6/10/08

Viernes 26 de septiembre de 2008








Nos quedaba por visitar un barrio interesante de la ciudad, el barrio de las Artes. Desde mediados del siglo XX éste había sido el lugar de encuentro y creación de los artistas de Puebla, y mezclados con su colorista arquitectura colonial aparecían multitud de talleres y tiendas de artesanías, óleos, y esculturas, y bares y cafeterías con un cierto aire intelectual. También allí se podían encontrar muchas casas de empeño, un claro indicador de épocas de crisis, de malos tiempos y carencias. Si habían casi desaparecido de la España que salió a flote después de la Transición, aquí eran parte integrante del paisaje urbano, y la frenética actividad de sus ventanillas atestiguaba el estado de la economía civil. ¿Volveríamos a verlas muy pronto en España?

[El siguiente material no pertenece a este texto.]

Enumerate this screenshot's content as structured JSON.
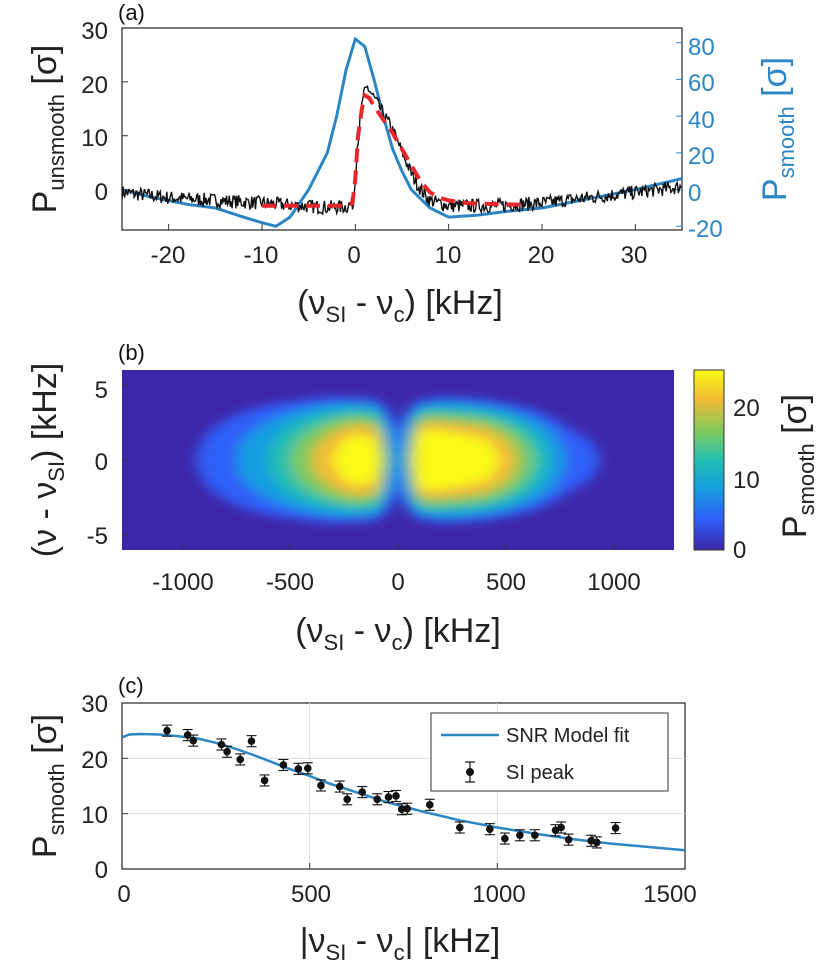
{
  "chart_data": [
    {
      "panel_label": "(a)",
      "type": "line",
      "xlabel_parts": [
        "(ν",
        "SI",
        " - ν",
        "c",
        ") [kHz]"
      ],
      "ylabel_left_parts": [
        "P",
        "unsmooth",
        " [σ]"
      ],
      "ylabel_right_parts": [
        "P",
        "smooth",
        " [σ]"
      ],
      "xlim": [
        -25,
        35
      ],
      "ylim_left": [
        -7.5,
        30
      ],
      "ylim_right": [
        -22,
        88
      ],
      "xticks": [
        "-20",
        "-10",
        "0",
        "10",
        "20",
        "30"
      ],
      "yticks_left": [
        "0",
        "10",
        "20",
        "30"
      ],
      "yticks_right": [
        "-20",
        "0",
        "20",
        "40",
        "60",
        "80"
      ],
      "colors": {
        "unsmooth": "#111111",
        "smooth": "#2d86c4",
        "fit": "#e8262b"
      },
      "series": [
        {
          "name": "P unsmooth",
          "axis": "left",
          "color": "#111111",
          "note": "noisy trace around -2 sigma with a step at 0 kHz to about 19 sigma and a decay back by 8 kHz",
          "x": [
            -25,
            -20,
            -15,
            -10,
            -6,
            -3,
            -1,
            -0.2,
            0.2,
            0.8,
            1.3,
            2,
            3,
            4,
            5,
            6,
            7,
            8,
            10,
            15,
            20,
            25,
            30,
            35
          ],
          "y": [
            -0.5,
            -1.5,
            -2,
            -2.5,
            -3,
            -3.3,
            -3.2,
            -2.5,
            8,
            17,
            19,
            17,
            14,
            11,
            7,
            3,
            0,
            -2,
            -3,
            -3,
            -2.5,
            -1.5,
            -0.5,
            0.5
          ]
        },
        {
          "name": "model fit",
          "axis": "left",
          "color": "#e8262b",
          "style": "dashed",
          "x": [
            -10,
            -4,
            -1,
            -0.3,
            0,
            0.3,
            0.7,
            1,
            1.5,
            2,
            3,
            4,
            5,
            6,
            7,
            8,
            9,
            10,
            12,
            15,
            18
          ],
          "y": [
            -3,
            -3,
            -3,
            -2.5,
            2,
            10,
            15,
            17.5,
            17,
            15.5,
            13,
            10.5,
            7.5,
            4.5,
            1.5,
            -0.5,
            -1.5,
            -2,
            -2.5,
            -2.7,
            -2.8
          ]
        },
        {
          "name": "P smooth",
          "axis": "right",
          "color": "#2d86c4",
          "x": [
            -25,
            -22,
            -18,
            -15,
            -12,
            -10,
            -8.5,
            -7,
            -5,
            -3,
            -2,
            -1,
            0,
            1,
            2,
            3,
            4,
            5,
            6,
            8,
            10,
            13,
            16,
            20,
            25,
            30,
            35
          ],
          "y": [
            0,
            -4,
            -8,
            -10,
            -15,
            -18,
            -20,
            -15,
            0,
            20,
            40,
            65,
            82,
            78,
            60,
            40,
            22,
            10,
            0,
            -10,
            -15,
            -14,
            -12,
            -10,
            -5,
            0,
            6
          ]
        }
      ]
    },
    {
      "panel_label": "(b)",
      "type": "heatmap",
      "xlabel_parts": [
        "(ν",
        "SI",
        " - ν",
        "c",
        ") [kHz]"
      ],
      "ylabel_parts": [
        "(ν - ν",
        "SI",
        ") [kHz]"
      ],
      "colorbar_label_parts": [
        "P",
        "smooth",
        " [σ]"
      ],
      "xlim": [
        -1280,
        1280
      ],
      "ylim": [
        -6,
        6
      ],
      "xticks": [
        "-1000",
        "-500",
        "0",
        "500",
        "1000"
      ],
      "yticks": [
        "-5",
        "0",
        "5"
      ],
      "clim": [
        0,
        25
      ],
      "colorbar_ticks": [
        "0",
        "10",
        "20"
      ],
      "colormap": [
        "#3e26a8",
        "#2d5ef8",
        "#169de0",
        "#23bfb0",
        "#7fca5c",
        "#f2bb36",
        "#f9fb14"
      ],
      "x": [
        -1280,
        -1000,
        -800,
        -600,
        -500,
        -400,
        -300,
        -200,
        -100,
        -50,
        0,
        50,
        100,
        150,
        200,
        300,
        400,
        500,
        600,
        700,
        800,
        1000,
        1280
      ],
      "peak": [
        1,
        2,
        5,
        9,
        12,
        15,
        18,
        21,
        20,
        11,
        4,
        12,
        22,
        23,
        22,
        21,
        20,
        17,
        13,
        9,
        5,
        2,
        1
      ],
      "widths": [
        3.5,
        3.8,
        4.2,
        4.5,
        4.5,
        4.6,
        4.6,
        4.5,
        4.4,
        4,
        3.5,
        4,
        4.3,
        4.4,
        4.5,
        4.5,
        4.4,
        4.2,
        4,
        3.6,
        3.2,
        3,
        2.5
      ]
    },
    {
      "panel_label": "(c)",
      "type": "scatter",
      "xlabel_parts": [
        "|ν",
        "SI",
        " - ν",
        "c",
        "| [kHz]"
      ],
      "ylabel_parts": [
        "P",
        "smooth",
        " [σ]"
      ],
      "xlim": [
        0,
        1500
      ],
      "ylim": [
        0,
        30
      ],
      "xticks": [
        "0",
        "500",
        "1000",
        "1500"
      ],
      "yticks": [
        "0",
        "10",
        "20",
        "30"
      ],
      "grid": true,
      "legend": {
        "position": "top-right",
        "entries": [
          "SNR Model fit",
          "SI peak"
        ]
      },
      "fit_series": {
        "name": "SNR Model fit",
        "color": "#2d86c4",
        "x": [
          0,
          20,
          50,
          100,
          150,
          200,
          250,
          300,
          350,
          400,
          450,
          500,
          550,
          600,
          700,
          800,
          900,
          1000,
          1100,
          1200,
          1300,
          1400,
          1500
        ],
        "y": [
          23.8,
          24.3,
          24.4,
          24.3,
          24,
          23.6,
          22.8,
          21.8,
          20.6,
          19.3,
          18,
          16.8,
          15.5,
          14.4,
          12.2,
          10.4,
          8.8,
          7.5,
          6.4,
          5.4,
          4.6,
          4,
          3.4
        ]
      },
      "peaks": {
        "name": "SI peak",
        "color": "#111111",
        "x": [
          120,
          175,
          190,
          265,
          280,
          315,
          345,
          380,
          430,
          470,
          495,
          530,
          580,
          600,
          640,
          680,
          710,
          730,
          745,
          760,
          820,
          900,
          980,
          1020,
          1060,
          1100,
          1155,
          1170,
          1190,
          1250,
          1265,
          1315
        ],
        "y": [
          25,
          24.2,
          23.2,
          22.5,
          21.2,
          19.8,
          23.1,
          16,
          18.8,
          18.1,
          18.2,
          15.1,
          14.9,
          12.6,
          13.9,
          12.6,
          13,
          13.2,
          10.8,
          10.9,
          11.6,
          7.5,
          7.2,
          5.5,
          6.1,
          6.1,
          7,
          7.5,
          5.3,
          5.1,
          4.8,
          7.4
        ],
        "err": [
          1,
          1,
          1,
          1,
          1,
          1,
          1,
          1,
          1,
          1,
          1,
          1,
          1,
          1,
          1,
          1,
          1,
          1,
          1,
          1,
          1,
          1,
          1,
          1,
          1,
          1,
          1,
          1,
          1,
          1,
          1,
          1
        ]
      }
    }
  ]
}
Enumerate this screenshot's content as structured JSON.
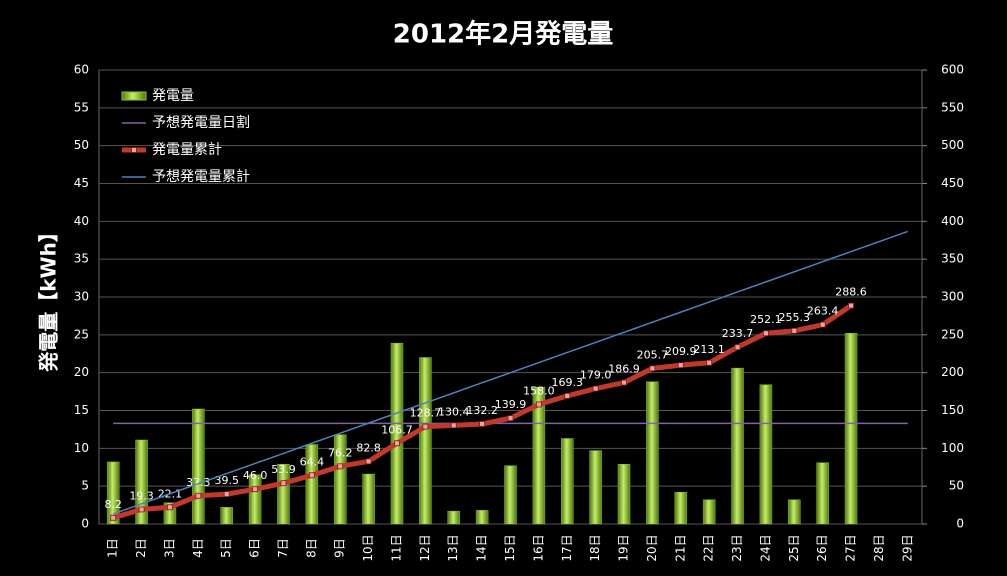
{
  "chart_data": {
    "type": "bar",
    "title": "2012年2月発電量",
    "y_label": "発電量【kWh】",
    "categories": [
      "1日",
      "2日",
      "3日",
      "4日",
      "5日",
      "6日",
      "7日",
      "8日",
      "9日",
      "10日",
      "11日",
      "12日",
      "13日",
      "14日",
      "15日",
      "16日",
      "17日",
      "18日",
      "19日",
      "20日",
      "21日",
      "22日",
      "23日",
      "24日",
      "25日",
      "26日",
      "27日",
      "28日",
      "29日"
    ],
    "ylim": [
      0,
      60
    ],
    "yticks": [
      0,
      5,
      10,
      15,
      20,
      25,
      30,
      35,
      40,
      45,
      50,
      55,
      60
    ],
    "y2lim": [
      0,
      600
    ],
    "y2ticks": [
      0,
      50,
      100,
      150,
      200,
      250,
      300,
      350,
      400,
      450,
      500,
      550,
      600
    ],
    "grid": true,
    "legend": "upper left",
    "series": [
      {
        "name": "発電量",
        "type": "bar",
        "color": "#8fc31f",
        "values": [
          8.2,
          11.1,
          2.8,
          15.2,
          2.2,
          6.5,
          7.9,
          10.5,
          11.8,
          6.6,
          23.9,
          22.0,
          1.7,
          1.8,
          7.7,
          18.1,
          11.3,
          9.7,
          7.9,
          18.8,
          4.2,
          3.2,
          20.6,
          18.4,
          3.2,
          8.1,
          25.2,
          null,
          null
        ]
      },
      {
        "name": "予想発電量日割",
        "type": "line",
        "color": "#8064a2",
        "values": [
          13.3,
          13.3,
          13.3,
          13.3,
          13.3,
          13.3,
          13.3,
          13.3,
          13.3,
          13.3,
          13.3,
          13.3,
          13.3,
          13.3,
          13.3,
          13.3,
          13.3,
          13.3,
          13.3,
          13.3,
          13.3,
          13.3,
          13.3,
          13.3,
          13.3,
          13.3,
          13.3,
          13.3,
          13.3
        ]
      },
      {
        "name": "発電量累計",
        "type": "line",
        "axis": "y2",
        "color": "#c0392b",
        "markers": true,
        "values": [
          8.2,
          19.3,
          22.1,
          37.3,
          39.5,
          46.0,
          53.9,
          64.4,
          76.2,
          82.8,
          106.7,
          128.7,
          130.4,
          132.2,
          139.9,
          158.0,
          169.3,
          179.0,
          186.9,
          205.7,
          209.9,
          213.1,
          233.7,
          252.1,
          255.3,
          263.4,
          288.6,
          null,
          null
        ],
        "value_labels": [
          "8.2",
          "19.3",
          "22.1",
          "37.3",
          "39.5",
          "46.0",
          "53.9",
          "64.4",
          "76.2",
          "82.8",
          "106.7",
          "128.7",
          "130.4",
          "132.2",
          "139.9",
          "158.0",
          "169.3",
          "179.0",
          "186.9",
          "205.7",
          "209.9",
          "213.1",
          "233.7",
          "252.1",
          "255.3",
          "263.4",
          "288.6",
          null,
          null
        ]
      },
      {
        "name": "予想発電量累計",
        "type": "line",
        "axis": "y2",
        "color": "#4f81bd",
        "values": [
          13.3,
          26.7,
          40.0,
          53.3,
          66.7,
          80.0,
          93.3,
          106.7,
          120.0,
          133.3,
          146.7,
          160.0,
          173.3,
          186.7,
          200.0,
          213.3,
          226.7,
          240.0,
          253.3,
          266.7,
          280.0,
          293.3,
          306.7,
          320.0,
          333.3,
          346.7,
          360.0,
          373.3,
          386.7
        ]
      }
    ]
  }
}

Después de comer hicimos el equipaje y tomamos un colectivo a la estación de autobuses; próxima parada, Cuernavaca, la ciudad de la eterna primavera, el lugar de desahogo y fin de semana de las clases pudientes de la ya cercana capital del país. Cuando llegamos ya se estaba ocultando el sol; pero desde la estación de Cuernavaca hasta el centro teníamos que tomar otro autobús; los maestros, en huelga desde hacía meses, habían tomado la plaza del Zócalo, y aquella tarde además habían cortado varias arterias importantes de la ciudad, por lo que el ya habitualmente caótico viernes por la tarde se paralizó en un atasco monumental. El conductor del autobús trató de tomar atajos por los barrios periféricos, y poco a poco se fue adentrando en lugares de un aspecto un poco más sórdido mientras la noche se hacía sobre la ciudad. Yo trataba de mostrar calma para no asustar a Susana, pero por dentro estaba hecho un manojo de nervios. No era ni la hora ni el lugar adecuado para estar metidos en un atasco con todas nuestras cosas encima. Afortunadamente no sucedió nada, y tras más de hora y media parados o avanzando despacio entre vericuetos humildes de los arrabales, conseguimos llegar al Zócalo. Las únicas víctimas habían sido mis uñas, que había devorado por el estado de ansiedad que me produjo la situación. Después de todo el susto, parecía una ciudad de lo más tranquila. La plaza estaba cubierta de lonas y tiendas de campaña donde los maestros continuaban su ya larga huelga, algunos de hambre. Y entre ellos paseaba la gente por puestos de comida callejeros, o se paraba a escuchar la música de los grupos de percusión y capoeira que animaban la noche. Siendo lugar de vacaciones de la clase media mexicana, se podía haber esperado un atractivo arquitectónico colonial y cuidado; pero al contrario, al más puro estilo de las ciudades españolas, se alternaban viejas casonas con solera y nuevos bloques infames de hormigón y vidrio que arruinaban el conjunto. Allí habían descansado los nobles aztecas, y más tarde Hernán Cortés, que se hizo construir su palacio entre los nobles indígenas.
Con tanta gente paseando era seguro recorrer las callejas del centro en busca de posada. No lo hubiese hecho en ninguna otra ciudad a esas horas; pero Cuernavaca parecía tan segura como una capital de provincia española. En seguida vimos que todo era sensiblemente más caro de lo que acostumbrábamos, así que no tuvimos más remedio que elegir una posada en una calle dedicada a la prostitución, el único lugar con precios a nuestro alcance… al menos la habitación estaba decente.